On sait donc que cette année, la Fédération internationale versera 50 000 dollars à chaque médaille olympique. En plus , chaque fédération nationale a son propre barème selon ses propres moyens . 

La Fédération française versera cette année 80 000 euros pour une médaille d’or, 40 000 euros pour une médaille d’argent et 20 000 euros pour une médaille de bronze. Ces primes sont financées sur les fonds propres des fédérations, qui se financent auprès de leurs sponsors ou grâce à leur part sur les recettes de droits de diffusion et une part de la billetterie. Cela n’empêchera pas le champion olympique de céder son image à quelques grandes marques, ce qui lui assurera un avenir. La carrière de champion olympique est courte. Il a beaucoup de mal à participer à plus de deux Olympiades. Entre-temps, il doit trouver des rémunérations, des expositions, des engagements dans des spectacles (c’est vrai pour le patinage , la boxe, le tennis , le golf ..), et certains, les plus doués sans doute, s’installent dans les affaires.
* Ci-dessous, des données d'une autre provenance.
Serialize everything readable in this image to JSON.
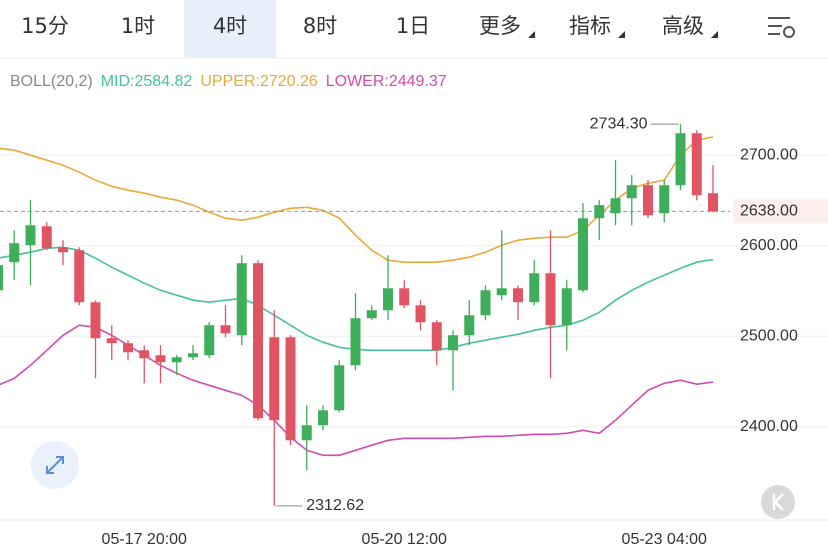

On se souvient des champions olympiques d’hiver en 1968, de Jean-Claude Killy à Annie Famose, qui ont raflé la plupart des médailles. Avant, ils n’étaient que des enfants de Val d’Isère ou des Pyrénées, mais après ces Jeux où ils ont brillé, ils sont tous devenus des hommes et des femmes d’affaires qui ont non seulement incarné le développement du ski, mais qui ont investi directement dans l’or blanc où, grâce à leur nom et leur ambition, ils ont fait fortune.